We ate this delicious spread while watching *hangs head in shame* the Real Housewives of New Jersey reunion show. The Real Housewives shows are like a train wreck, you just can't look away. These woman seriously need to all spend some time scrubbing sea birds in the Gulf or something. Poor New Jersey between the Housewives and Snookie and the crew on the Jersey Shore that's not the group I would want representing my state (I feel bad most of them are Italian) On behalf of my old neighboring state (I grew up on Long Island) I have visited New Jersey many times, it is a beautiful state, filled with wonderful, lovely, intelligent people and let us not forget it brought us Bruce and Bon Jovi and most Italians would refer to both the housewives and the fist pumpers as "testa di cucuzza" a bunch of pumpkin heads.

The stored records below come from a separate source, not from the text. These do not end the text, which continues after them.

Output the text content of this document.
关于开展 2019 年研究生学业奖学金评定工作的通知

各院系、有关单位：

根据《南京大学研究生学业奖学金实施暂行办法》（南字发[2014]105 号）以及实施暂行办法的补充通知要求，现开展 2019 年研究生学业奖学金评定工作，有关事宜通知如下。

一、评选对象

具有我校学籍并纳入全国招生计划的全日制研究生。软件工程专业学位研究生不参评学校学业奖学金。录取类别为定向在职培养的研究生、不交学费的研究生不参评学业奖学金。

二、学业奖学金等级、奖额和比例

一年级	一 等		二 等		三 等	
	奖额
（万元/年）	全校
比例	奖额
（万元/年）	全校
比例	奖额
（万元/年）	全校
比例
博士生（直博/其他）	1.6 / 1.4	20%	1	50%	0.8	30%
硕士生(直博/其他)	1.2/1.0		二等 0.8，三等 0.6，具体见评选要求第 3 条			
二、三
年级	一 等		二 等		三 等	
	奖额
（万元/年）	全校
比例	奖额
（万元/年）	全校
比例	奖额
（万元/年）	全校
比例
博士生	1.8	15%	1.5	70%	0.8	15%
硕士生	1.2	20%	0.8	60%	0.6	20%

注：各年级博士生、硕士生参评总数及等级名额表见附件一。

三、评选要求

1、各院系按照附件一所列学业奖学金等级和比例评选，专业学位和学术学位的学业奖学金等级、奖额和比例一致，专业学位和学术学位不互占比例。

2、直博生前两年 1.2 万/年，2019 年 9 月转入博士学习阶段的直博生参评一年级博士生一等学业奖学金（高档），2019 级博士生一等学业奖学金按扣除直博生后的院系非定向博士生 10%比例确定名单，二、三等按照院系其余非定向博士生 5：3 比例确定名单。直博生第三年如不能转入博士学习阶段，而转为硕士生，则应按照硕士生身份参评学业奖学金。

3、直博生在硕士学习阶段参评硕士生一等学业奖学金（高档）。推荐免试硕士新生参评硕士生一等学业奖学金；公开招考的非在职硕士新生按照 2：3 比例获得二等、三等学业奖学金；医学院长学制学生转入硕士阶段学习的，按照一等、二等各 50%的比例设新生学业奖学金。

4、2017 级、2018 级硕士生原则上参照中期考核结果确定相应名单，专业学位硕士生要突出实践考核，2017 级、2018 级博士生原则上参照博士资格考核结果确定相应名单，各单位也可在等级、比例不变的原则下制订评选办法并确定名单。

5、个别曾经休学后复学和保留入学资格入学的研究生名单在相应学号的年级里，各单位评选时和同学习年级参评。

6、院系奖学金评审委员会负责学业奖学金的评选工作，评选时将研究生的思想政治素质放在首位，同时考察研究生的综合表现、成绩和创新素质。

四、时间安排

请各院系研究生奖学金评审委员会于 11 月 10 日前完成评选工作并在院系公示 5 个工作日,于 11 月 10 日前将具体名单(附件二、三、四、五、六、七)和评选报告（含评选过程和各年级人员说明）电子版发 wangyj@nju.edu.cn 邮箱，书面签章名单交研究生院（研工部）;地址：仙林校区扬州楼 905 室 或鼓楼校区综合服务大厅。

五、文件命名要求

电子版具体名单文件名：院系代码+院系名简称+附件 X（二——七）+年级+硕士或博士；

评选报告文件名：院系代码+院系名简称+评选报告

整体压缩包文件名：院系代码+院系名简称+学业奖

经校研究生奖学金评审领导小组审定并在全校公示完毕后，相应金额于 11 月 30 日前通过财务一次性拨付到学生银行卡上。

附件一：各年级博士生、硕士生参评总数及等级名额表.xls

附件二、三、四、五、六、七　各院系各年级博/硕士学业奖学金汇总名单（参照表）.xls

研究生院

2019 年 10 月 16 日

Shelly's Greek Chicken Skewers
7 Chicken Breast Tenders, cut into cubes
1 Tablespoon Olive Oil
juice of 1/2 a Lemon
several dashes of Greek Seasoning
Kalamata Olives, pitted
Bamboo skewers or cute food pics
Cut the chicken tenders into 2" cubes. Thread onto metal skewers leaving a little room between each piece of chicken. Mix olive oil and lemon juice together. Pour over chicken. Sprinkle each side of the skewers with Greek Seasoning. Place skewers in the fridge and allow to marinate for at least 1 hour. BBQ for 10-12 minutes or so till chicken is done.

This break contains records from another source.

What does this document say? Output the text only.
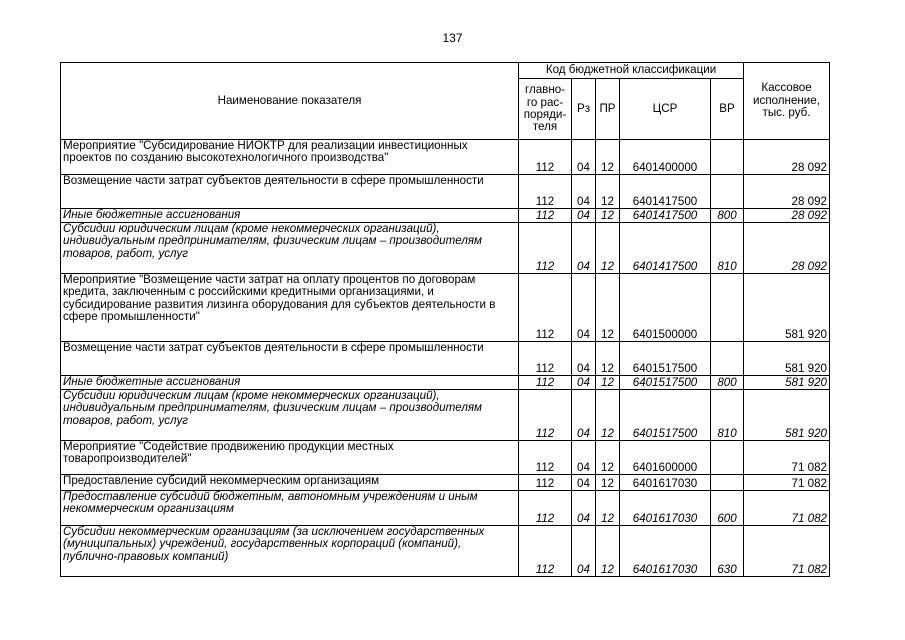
137
Наименование показателя	Код бюджетной классификации					Кассовое исполнение, тыс. руб.
	главно-го рас-поряди-теля	Рз	ПР	ЦСР	ВР	
Мероприятие "Субсидирование НИОКТР для реализации инвестиционных проектов по созданию высокотехнологичного производства"	112	04	12	6401400000		28 092
Возмещение части затрат субъектов деятельности в сфере промышленности	112	04	12	6401417500		28 092
Иные бюджетные ассигнования	112	04	12	6401417500	800	28 092
Субсидии юридическим лицам (кроме некоммерческих организаций), индивидуальным предпринимателям, физическим лицам – производителям товаров, работ, услуг	112	04	12	6401417500	810	28 092
Мероприятие "Возмещение части затрат на оплату процентов по договорам кредита, заключенным с российскими кредитными организациями, и субсидирование развития лизинга оборудования для субъектов деятельности в сфере промышленности"	112	04	12	6401500000		581 920
Возмещение части затрат субъектов деятельности в сфере промышленности	112	04	12	6401517500		581 920
Иные бюджетные ассигнования	112	04	12	6401517500	800	581 920
Субсидии юридическим лицам (кроме некоммерческих организаций), индивидуальным предпринимателям, физическим лицам – производителям товаров, работ, услуг	112	04	12	6401517500	810	581 920
Мероприятие "Содействие продвижению продукции местных товаропроизводителей"	112	04	12	6401600000		71 082
Предоставление субсидий некоммерческим организациям	112	04	12	6401617030		71 082
Предоставление субсидий бюджетным, автономным учреждениям и иным некоммерческим организациям	112	04	12	6401617030	600	71 082
Субсидии некоммерческим организациям (за исключением государственных (муниципальных) учреждений, государственных корпораций (компаний), публично-правовых компаний)	112	04	12	6401617030	630	71 082
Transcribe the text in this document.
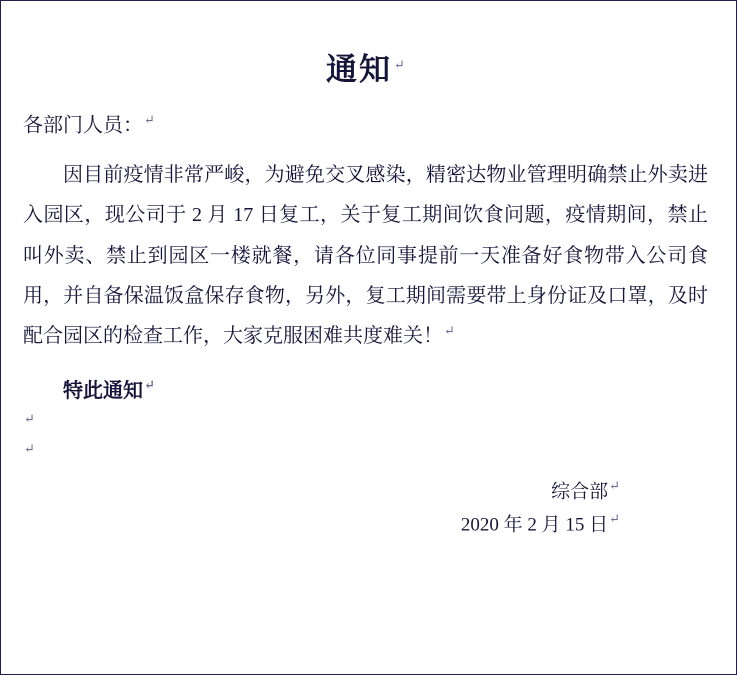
通知 ↵

各部门人员：↵

因目前疫情非常严峻，为避免交叉感染，精密达物业管理明确禁止外卖进入园区，现公司于 2 月 17 日复工，关于复工期间饮食问题，疫情期间，禁止叫外卖、禁止到园区一楼就餐，请各位同事提前一天准备好食物带入公司食用，并自备保温饭盒保存食物，另外，复工期间需要带上身份证及口罩，及时配合园区的检查工作，大家克服困难共度难关！↵

特此通知↵

↵
↵
综合部↵
2020 年 2 月 15 日↵
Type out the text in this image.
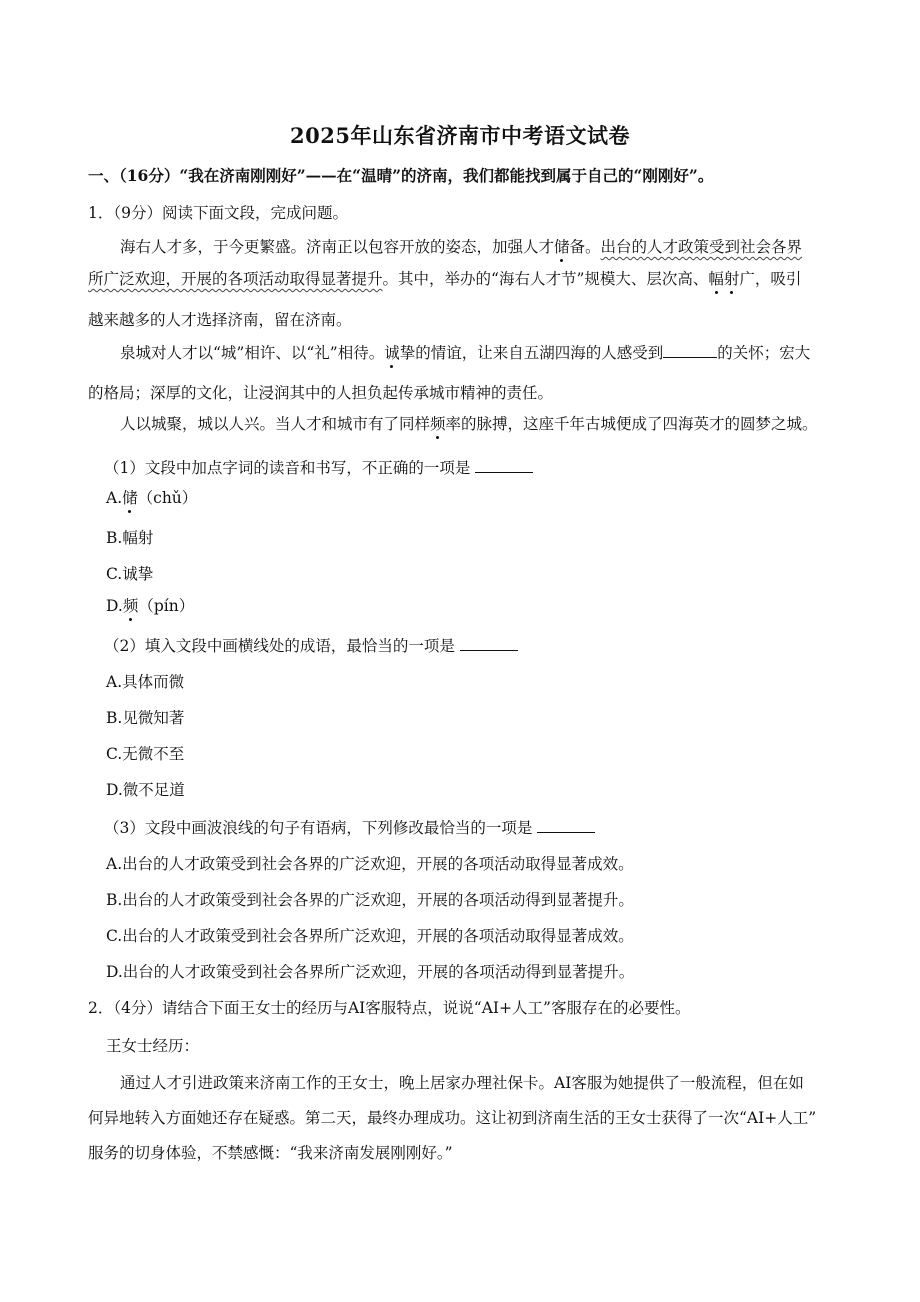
2025年山东省济南市中考语文试卷
一、（16分）“我在济南刚刚好”——在“温晴”的济南，我们都能找到属于自己的“刚刚好”。
1．（9分）阅读下面文段，完成问题。
海右人才多，于今更繁盛。济南正以包容开放的姿态，加强人才储备。出台的人才政策受到社会各界
所广泛欢迎，开展的各项活动取得显著提升。其中，举办的“海右人才节”规模大、层次高、幅射广，吸引
越来越多的人才选择济南，留在济南。
泉城对人才以“城”相许、以“礼”相待。诚挚的情谊，让来自五湖四海的人感受到	的关怀；宏大
的格局；深厚的文化，让浸润其中的人担负起传承城市精神的责任。
人以城聚，城以人兴。当人才和城市有了同样频率的脉搏，这座千年古城便成了四海英才的圆梦之城。
（1）文段中加点字词的读音和书写，不正确的一项是
A.储（chǔ）
B.幅射
C.诚挚
D.频（pín）
（2）填入文段中画横线处的成语，最恰当的一项是
A.具体而微
B.见微知著
C.无微不至
D.微不足道
（3）文段中画波浪线的句子有语病，下列修改最恰当的一项是
A.出台的人才政策受到社会各界的广泛欢迎，开展的各项活动取得显著成效。
B.出台的人才政策受到社会各界的广泛欢迎，开展的各项活动得到显著提升。
C.出台的人才政策受到社会各界所广泛欢迎，开展的各项活动取得显著成效。
D.出台的人才政策受到社会各界所广泛欢迎，开展的各项活动得到显著提升。
2．（4分）请结合下面王女士的经历与AI客服特点，说说“AI+人工”客服存在的必要性。
王女士经历：
通过人才引进政策来济南工作的王女士，晚上居家办理社保卡。AI客服为她提供了一般流程，但在如
何异地转入方面她还存在疑惑。第二天，最终办理成功。这让初到济南生活的王女士获得了一次“AI+人工”
服务的切身体验，不禁感慨：“我来济南发展刚刚好。”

Unthread the chicken from metal skewers and thread (using same hole) onto food pics with a Kalamata olive and a cherry tomato. Serve with Shelly's Tzatziki Yogurt Dipping Sauce.
Shelly's Tzatziki Yogurt Dipping Sauce
1 Cucumber, grated & drained
3 oz. Fage Greek Yogurt (I use 2%, plain)
1 Tablespoon Mayonnaise
1/4 teaspoon Greek Seasoning
1 Garlic Clove, minced
Kosher Salt to taste
a few twists of Black Pepper
Grate cucumber and allow to drain for a 1/2 hour in a mesh sieve. Discard juice. Add to remaining ingredients and mix till combined.
Shelly's Corn Casserole
1 Yellow Onion, diced
3 cups Corn Kernels
1 (4 oz.) can Green Chilies, diced
1/2 teaspoon Kosher Salt
1/2 teaspoon Oregano
a few twists of Black Pepper
1 Tablespoon Butter
1 Tablespoon Multigrain Pancake Mix (I use this)
1 cup Milk
1/4 cup Parmesan Cheese, grated
1/4 cup Crunchy Onions (the green bean casserole kind)
I used fresh corn I BBQ'd on the grill (how I do it) and then removed from the husk but frozen, defrosted (even canned) would be fine.
Saute onions till golden. Add chilies and corn. Add seasonings. Make a well in the center and add butter and pancake mix and cook for 1 minute. Add milk slowly stirring constantly. Cook till thickened and bubbly about 5 minutes. Add Parmesan. Mix to combine. Pour into a Pyrex casserole dish. Top with crunchy onions. Bake at 350 for 30 minutes till golden.